Comment Re:"Tell the families"? Really? (Score 1) 461

At least for the ones where you don't have to send down the fanciest in research ROVs to scour multiple square miles of deep ocean floor, I suspect that the materials science and structural engineering people probably have a wish-list of Very Important Bits that they'd like to examine in detail; but it certainly wouldn't increase the motivation to go hunting.

Comment "Tell the families"? Really? (Score 5, Insightful) 461

As much as penny-pinching on safety systems is a bad habit, is the emotive "zOMG, Tell the Families!!!" really the best argument that there is for these systems?

It's been what, over three days now, with an aircraft that disappeared from radar at commercial cruising altitude without so much as a burst of garbled obscenities from the flight crew.
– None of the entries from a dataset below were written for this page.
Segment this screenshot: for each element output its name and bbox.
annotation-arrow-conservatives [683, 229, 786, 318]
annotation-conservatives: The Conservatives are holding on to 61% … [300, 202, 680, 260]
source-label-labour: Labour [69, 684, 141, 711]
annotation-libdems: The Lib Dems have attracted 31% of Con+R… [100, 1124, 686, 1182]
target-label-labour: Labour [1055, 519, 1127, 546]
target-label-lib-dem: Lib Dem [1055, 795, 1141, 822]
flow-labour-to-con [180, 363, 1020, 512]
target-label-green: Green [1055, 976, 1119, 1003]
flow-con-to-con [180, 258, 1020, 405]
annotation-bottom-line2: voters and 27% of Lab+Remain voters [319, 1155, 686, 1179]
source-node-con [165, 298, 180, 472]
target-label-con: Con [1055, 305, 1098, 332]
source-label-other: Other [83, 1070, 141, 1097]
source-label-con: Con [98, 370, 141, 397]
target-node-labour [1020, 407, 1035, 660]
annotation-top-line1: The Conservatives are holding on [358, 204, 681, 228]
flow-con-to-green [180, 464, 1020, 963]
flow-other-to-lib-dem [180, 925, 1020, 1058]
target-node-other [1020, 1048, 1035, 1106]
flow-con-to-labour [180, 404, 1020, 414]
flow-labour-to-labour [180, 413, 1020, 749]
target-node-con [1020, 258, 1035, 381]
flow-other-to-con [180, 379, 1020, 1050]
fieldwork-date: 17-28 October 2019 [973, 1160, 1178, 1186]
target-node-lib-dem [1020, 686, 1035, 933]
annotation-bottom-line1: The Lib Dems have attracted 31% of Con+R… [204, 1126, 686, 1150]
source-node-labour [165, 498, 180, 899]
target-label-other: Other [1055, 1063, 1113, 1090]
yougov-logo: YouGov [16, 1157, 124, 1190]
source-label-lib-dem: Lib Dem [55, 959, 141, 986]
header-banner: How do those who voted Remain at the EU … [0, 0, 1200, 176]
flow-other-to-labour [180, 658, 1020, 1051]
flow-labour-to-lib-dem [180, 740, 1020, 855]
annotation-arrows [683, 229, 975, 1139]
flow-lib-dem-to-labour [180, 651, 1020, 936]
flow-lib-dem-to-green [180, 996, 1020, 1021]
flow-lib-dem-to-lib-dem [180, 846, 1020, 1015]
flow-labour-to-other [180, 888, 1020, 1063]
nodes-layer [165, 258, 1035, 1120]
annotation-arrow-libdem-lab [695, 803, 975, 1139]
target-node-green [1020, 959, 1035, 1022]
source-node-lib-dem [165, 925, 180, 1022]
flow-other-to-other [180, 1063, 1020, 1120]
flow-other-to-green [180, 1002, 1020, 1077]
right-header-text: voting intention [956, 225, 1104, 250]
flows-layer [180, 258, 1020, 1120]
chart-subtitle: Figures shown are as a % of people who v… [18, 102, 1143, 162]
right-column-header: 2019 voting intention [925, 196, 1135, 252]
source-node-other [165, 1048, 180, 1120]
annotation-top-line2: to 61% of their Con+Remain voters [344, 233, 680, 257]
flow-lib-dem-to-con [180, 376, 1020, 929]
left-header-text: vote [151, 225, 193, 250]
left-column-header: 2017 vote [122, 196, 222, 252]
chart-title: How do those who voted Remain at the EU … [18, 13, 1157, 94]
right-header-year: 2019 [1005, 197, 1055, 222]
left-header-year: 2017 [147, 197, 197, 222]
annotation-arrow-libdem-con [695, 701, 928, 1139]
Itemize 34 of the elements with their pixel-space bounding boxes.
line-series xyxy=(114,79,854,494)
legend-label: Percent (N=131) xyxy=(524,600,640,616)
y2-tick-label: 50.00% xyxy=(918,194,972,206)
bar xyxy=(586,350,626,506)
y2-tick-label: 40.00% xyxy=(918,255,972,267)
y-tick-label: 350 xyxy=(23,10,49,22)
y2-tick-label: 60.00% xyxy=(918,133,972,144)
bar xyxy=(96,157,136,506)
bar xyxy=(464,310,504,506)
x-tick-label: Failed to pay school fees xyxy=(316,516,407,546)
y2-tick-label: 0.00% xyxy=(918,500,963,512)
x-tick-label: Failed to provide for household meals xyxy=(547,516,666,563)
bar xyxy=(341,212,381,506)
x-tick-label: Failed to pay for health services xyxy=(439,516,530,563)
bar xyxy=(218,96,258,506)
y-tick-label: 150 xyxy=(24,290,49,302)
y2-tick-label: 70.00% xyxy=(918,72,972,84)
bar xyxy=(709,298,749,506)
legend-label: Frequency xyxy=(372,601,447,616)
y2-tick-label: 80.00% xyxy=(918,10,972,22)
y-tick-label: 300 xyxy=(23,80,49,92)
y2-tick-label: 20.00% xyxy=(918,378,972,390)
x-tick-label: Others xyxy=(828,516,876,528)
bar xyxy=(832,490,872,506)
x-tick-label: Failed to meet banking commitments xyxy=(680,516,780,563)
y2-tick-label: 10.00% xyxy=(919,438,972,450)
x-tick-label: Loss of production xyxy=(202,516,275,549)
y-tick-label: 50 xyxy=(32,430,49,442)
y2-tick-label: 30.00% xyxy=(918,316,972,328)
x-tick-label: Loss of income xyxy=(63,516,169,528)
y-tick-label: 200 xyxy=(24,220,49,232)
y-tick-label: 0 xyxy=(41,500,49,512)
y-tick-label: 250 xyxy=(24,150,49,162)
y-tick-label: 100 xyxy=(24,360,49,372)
Do you think that your family is clinging to those little flotation-device pillows, awaiting a rescue that would have come in time if only for upgraded real-time blackbox transmission?

If anybody derives some sort of comfort from whatever they do manage to find, all the better; but this is all trying to recover data for failure analysis, not survivors.

Now, if you want to justify real-time transmission, check out the amount of (incidentally not paid for by the airline) search gear that has been diverted from Malaysian, Chinese, and other sources to looking for the debris. Whole bunch of ships, airplane and helicopter overflights, diversion of what, 10 satellites? That starts to make the $100k look like savings.